Numa certa época, eu evitava comprar em lojas especializadas em ternos para gente que vai na formatura de parente. Não me caíam bem. Por outro lado, não tinha dinheiro suficiente para entrar em lojas de grife. Por isso dei graças a Deus quando conheci um alfaiate em Belo Horizonte, um senhor experiente e muito caprichoso, que fez praticamente todos os ternos que usei nos primeiros anos da Promotoria de Justiça.

Esse alfaiate só tinha um defeito (grave defeito): ele nunca cumpria prazos. O pobre coitado tinha problema com alcoolismo. Isso imprimia no seu trabalho um ritmo muito próprio — não porque fosse preguiçoso, mas porque, profundo conhecedor de sua própria alma, sabia que não podia ter muito dinheiro no bolso (no caminho da oficina há um bar em cada esquina). Assim, as paredes de sua salinha de trabalho eram compostas pelas encomendas que ele ia estrategicamente acumulando como quem empenha um patrimônio no banco. A impressão que tenho hoje é a de que ele ia concluindo as peças na medida (e somente na medida) em que precisava do dinheiro para suas necessidades básicas.

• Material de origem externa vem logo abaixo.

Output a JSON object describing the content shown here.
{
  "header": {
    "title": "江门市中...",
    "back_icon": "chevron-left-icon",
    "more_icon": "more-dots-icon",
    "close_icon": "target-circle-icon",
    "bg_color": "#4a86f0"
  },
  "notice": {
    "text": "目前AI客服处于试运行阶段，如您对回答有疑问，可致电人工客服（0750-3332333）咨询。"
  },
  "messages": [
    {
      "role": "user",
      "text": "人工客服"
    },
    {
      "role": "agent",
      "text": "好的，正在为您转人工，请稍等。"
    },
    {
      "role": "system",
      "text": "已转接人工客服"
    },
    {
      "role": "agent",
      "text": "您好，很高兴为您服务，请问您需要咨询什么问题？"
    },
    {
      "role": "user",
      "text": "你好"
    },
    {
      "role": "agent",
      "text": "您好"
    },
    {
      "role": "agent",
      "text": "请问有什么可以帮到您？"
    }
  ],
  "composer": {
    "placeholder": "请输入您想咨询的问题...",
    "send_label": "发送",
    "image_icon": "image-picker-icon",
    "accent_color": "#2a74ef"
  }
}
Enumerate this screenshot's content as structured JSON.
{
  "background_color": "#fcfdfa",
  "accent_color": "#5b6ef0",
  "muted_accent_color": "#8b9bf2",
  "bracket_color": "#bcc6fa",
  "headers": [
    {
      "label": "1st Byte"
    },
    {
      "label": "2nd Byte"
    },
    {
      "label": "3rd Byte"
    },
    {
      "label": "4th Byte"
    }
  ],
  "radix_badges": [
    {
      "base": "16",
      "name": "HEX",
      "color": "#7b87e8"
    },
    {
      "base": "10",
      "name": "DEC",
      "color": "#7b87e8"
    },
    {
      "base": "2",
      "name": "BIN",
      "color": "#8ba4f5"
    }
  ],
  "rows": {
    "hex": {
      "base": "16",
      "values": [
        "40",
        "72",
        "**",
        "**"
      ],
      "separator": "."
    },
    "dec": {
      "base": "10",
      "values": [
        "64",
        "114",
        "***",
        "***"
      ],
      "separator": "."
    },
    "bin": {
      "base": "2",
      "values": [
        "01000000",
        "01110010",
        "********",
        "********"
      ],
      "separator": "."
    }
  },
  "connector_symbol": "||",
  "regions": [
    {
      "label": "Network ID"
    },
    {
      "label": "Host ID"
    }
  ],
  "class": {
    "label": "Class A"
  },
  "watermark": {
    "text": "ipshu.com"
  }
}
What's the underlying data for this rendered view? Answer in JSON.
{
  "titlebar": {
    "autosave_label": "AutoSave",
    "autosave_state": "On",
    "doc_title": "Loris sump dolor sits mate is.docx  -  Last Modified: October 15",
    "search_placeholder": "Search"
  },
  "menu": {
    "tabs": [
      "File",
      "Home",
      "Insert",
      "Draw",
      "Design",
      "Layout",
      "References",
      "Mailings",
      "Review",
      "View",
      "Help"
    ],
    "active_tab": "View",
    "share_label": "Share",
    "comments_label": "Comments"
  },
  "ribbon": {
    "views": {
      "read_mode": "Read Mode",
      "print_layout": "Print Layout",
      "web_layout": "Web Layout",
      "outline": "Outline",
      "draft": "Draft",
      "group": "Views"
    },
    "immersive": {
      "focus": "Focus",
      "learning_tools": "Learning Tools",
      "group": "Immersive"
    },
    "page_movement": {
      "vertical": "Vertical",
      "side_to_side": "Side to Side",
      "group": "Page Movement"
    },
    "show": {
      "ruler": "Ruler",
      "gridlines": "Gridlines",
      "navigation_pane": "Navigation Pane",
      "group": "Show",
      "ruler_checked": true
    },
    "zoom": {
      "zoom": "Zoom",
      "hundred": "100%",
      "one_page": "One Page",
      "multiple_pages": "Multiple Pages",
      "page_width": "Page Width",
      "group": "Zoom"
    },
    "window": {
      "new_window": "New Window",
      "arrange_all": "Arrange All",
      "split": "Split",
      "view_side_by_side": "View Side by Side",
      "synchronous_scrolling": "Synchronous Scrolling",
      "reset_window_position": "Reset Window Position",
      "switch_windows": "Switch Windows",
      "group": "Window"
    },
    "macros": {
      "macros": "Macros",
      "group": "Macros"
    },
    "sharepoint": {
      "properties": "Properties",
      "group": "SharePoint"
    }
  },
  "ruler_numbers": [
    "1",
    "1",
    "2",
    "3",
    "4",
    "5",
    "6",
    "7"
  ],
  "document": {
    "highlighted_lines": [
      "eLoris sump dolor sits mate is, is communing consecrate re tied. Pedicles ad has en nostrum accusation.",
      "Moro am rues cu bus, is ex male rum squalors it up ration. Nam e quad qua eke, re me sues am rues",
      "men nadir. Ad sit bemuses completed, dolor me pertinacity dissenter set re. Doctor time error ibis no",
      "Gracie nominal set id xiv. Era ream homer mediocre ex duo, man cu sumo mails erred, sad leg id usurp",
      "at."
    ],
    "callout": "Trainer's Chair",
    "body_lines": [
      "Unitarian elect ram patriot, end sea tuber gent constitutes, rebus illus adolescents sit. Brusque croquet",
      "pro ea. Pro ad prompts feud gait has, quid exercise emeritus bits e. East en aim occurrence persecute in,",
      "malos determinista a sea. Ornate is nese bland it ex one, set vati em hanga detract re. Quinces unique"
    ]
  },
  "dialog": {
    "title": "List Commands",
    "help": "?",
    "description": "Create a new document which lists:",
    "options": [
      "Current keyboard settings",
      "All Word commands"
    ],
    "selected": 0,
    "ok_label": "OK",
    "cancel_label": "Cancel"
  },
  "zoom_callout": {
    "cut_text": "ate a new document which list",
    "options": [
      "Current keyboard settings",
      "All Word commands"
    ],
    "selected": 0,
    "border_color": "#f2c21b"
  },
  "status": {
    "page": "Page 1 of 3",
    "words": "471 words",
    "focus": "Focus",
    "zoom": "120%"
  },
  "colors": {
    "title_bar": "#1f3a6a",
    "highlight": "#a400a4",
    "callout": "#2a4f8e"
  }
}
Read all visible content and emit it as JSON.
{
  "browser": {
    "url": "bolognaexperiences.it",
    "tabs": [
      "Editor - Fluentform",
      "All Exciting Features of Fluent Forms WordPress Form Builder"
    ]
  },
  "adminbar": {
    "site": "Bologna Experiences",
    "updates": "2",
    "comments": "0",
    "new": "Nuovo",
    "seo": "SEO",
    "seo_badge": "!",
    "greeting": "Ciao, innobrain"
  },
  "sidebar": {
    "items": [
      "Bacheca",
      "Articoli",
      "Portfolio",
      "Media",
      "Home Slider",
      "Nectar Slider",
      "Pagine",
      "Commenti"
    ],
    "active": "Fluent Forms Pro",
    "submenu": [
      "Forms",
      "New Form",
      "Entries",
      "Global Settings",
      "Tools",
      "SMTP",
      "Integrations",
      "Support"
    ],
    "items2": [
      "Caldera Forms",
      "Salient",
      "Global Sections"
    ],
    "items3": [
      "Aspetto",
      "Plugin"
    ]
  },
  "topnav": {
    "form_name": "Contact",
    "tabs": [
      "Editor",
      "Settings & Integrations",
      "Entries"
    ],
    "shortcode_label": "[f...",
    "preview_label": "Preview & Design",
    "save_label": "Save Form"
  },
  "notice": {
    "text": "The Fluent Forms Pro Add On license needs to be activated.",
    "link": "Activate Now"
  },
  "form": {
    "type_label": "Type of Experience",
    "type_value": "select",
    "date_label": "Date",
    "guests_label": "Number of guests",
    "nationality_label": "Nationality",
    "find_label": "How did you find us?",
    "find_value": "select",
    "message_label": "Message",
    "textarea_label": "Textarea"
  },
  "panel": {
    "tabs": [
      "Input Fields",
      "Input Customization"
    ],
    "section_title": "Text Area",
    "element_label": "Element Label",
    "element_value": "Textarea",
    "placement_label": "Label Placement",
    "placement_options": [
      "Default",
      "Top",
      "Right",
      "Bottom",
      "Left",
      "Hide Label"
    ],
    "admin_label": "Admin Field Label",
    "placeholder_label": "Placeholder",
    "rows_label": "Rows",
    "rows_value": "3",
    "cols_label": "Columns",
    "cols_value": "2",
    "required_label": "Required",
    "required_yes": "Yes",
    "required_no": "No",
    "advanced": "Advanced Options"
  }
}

No tempo em que eu fui seu cliente, as paredes de sua sala sempre tinham um ou dois ternos meus, em fase de costura, e outras tantas peças de outros tantos clientes mais ou menos impacientes como eu. Aqueles pedaços de pano pendurados em pregos (pregos velhos, da época de seu pai, de quem herdou o ofício) davam-lhe segurança em relação ao futuro; e lhe lembravam que a sua vida só podia ser vivida com a disciplina rígida dos monges.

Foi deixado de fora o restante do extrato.